快挙も生まれた。21年目を迎えた報知映画賞で初めて“三冠王”が誕生した。記念すべき第1回で新人賞、第11回に助演女優賞、そして今回、「絵の中のぼくの村」(東陽一監督)で見事に主演女優賞を獲得した原田美枝子だ。「前回の表彰式で、この次は10年後とあいさつしたら、今年、正夢になって…。本当にうれしい」と喜びを爆発させた。
作品賞は周防正行監督の「Shall we ダンス?」。前作「シコふんじゃった。」に続く“連覇”。“ご褒美”は受賞だけでなく、97年には「Shall-」の主演女優・草刈民代と結婚し、世間を驚かせた。
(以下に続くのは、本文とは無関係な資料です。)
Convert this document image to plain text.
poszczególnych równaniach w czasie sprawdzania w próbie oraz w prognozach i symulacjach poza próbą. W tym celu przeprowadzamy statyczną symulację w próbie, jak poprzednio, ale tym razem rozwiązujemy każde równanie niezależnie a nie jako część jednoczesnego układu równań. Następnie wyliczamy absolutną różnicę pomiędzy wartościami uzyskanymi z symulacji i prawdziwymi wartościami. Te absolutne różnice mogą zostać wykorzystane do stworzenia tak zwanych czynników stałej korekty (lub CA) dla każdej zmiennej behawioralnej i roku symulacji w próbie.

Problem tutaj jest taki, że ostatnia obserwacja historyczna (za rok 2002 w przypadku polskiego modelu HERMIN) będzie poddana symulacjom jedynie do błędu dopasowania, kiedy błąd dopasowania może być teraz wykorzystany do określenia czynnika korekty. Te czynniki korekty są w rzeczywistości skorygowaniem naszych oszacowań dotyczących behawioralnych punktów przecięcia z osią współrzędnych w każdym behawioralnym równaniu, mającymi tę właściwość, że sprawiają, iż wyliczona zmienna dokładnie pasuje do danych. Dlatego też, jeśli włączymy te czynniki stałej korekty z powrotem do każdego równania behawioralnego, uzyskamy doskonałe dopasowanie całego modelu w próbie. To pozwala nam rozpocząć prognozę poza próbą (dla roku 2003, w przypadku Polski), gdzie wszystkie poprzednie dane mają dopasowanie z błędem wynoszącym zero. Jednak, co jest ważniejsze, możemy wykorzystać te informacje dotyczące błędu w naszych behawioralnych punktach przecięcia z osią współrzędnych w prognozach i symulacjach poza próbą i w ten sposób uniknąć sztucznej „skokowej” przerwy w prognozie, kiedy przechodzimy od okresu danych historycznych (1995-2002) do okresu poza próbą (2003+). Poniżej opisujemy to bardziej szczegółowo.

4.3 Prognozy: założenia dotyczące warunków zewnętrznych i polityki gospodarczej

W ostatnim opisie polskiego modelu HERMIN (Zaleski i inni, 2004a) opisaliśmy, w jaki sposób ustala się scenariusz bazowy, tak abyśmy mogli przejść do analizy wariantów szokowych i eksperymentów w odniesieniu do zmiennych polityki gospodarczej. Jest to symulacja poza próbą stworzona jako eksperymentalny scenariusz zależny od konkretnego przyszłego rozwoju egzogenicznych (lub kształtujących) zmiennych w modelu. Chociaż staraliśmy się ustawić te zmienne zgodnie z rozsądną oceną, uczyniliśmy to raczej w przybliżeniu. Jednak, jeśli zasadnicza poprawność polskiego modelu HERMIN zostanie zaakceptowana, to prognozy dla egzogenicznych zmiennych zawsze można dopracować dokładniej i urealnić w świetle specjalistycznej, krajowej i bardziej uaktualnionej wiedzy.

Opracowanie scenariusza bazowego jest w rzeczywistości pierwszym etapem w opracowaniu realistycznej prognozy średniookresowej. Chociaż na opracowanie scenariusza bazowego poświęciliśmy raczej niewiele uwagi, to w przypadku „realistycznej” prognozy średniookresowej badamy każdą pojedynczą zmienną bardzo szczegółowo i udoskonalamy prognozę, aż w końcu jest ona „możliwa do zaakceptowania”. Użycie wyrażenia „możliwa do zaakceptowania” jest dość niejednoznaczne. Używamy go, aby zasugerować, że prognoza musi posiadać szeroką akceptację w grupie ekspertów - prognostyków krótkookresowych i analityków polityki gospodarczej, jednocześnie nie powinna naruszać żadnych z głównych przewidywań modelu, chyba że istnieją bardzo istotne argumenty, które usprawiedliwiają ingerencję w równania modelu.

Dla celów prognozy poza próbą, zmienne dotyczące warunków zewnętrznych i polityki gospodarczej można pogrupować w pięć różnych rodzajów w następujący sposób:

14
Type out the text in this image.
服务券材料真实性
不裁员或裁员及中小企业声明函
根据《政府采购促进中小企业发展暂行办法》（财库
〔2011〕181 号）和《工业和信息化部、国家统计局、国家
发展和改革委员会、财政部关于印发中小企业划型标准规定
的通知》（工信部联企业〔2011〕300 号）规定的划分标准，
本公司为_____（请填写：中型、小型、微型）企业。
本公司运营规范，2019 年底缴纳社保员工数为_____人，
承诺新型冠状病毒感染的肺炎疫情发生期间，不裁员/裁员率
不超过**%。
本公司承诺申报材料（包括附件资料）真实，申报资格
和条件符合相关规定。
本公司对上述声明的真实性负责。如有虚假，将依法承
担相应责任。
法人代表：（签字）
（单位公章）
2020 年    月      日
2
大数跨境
また、映画界の大きな財産を失った年でもある。「寅さん」のキャラクターで国民的人気を誇った渥美清さんが、転移性肺がんのため、8月4日に68歳で亡くなった。その功績をたたえ、松田優作さん(第14回)以来、2人目となる故人への特別賞が贈られた。
第21回の受賞者・受賞作
- ■作品賞
- 「Shall we ダンス?」周防正行監督
- 「前作(「シコふんじゃった。」)は必ずしも興行的には成功しなかったので、賞によって応援してもらったという印象があった。今回はヒットした上に作品的な評価をいただいたわけで、また違った感動を持った」
- ■監督賞
- 森田芳光「(ハル)」
- 「賞っていうのは過去に対してもらうものなんだけど、今度の賞ばっかりは、未来に対してもらったと思ってます。(次回作『失楽園』で主演する)役所にとっても、ボクにとってもね」
- ■主演男優賞
- 役所広司「Shall we ダンス?」「眠る男」「シャブ極道」
- 「それぞれ個性的な作品で苦労も多かった。『Shall-』ではダンスを覚えることがそのまま、役作りになった。練習を始めたばかりの最初の30分間は恥ずかしくて仕方なかった」
- ■主演女優賞
- 原田美枝子「絵の中のぼくの村」
- 「きょうは私の誕生日なんです。(夫で俳優の石橋)凌さんと受賞できたらよかったですね」
- ■助演男優賞
- 助演男優賞:渡哲也「わが心の銀河鉄道・宮沢賢治物語」
- 「この賞をキッカケに来年は2本くらいは映画に出たいと思っています。来年は報知主演男優賞を目指して頑張ります」
- ■助演女優賞
- 渡辺えり子「Shall we ダンス?」
- 「40歳にもなって、泣きながら稽古しました。ダンスは2人で完成するもの。映画で描かれているような、いがみ合いみたいなものが撮影中もありました」
- ■新人賞
- 安藤政信「キッズ・リターン」
- 「5年先、10年先を見ながら一歩一歩前進していきたい。いつまでも残る映画が大好き」
- ■海外作品賞
- 「セブン」デヴィッド・フィンチャー監督
- ■特別賞
- 故・渥美清(日本人に愛された「寅さん」というキャラクターを演じ続けた功績に対して)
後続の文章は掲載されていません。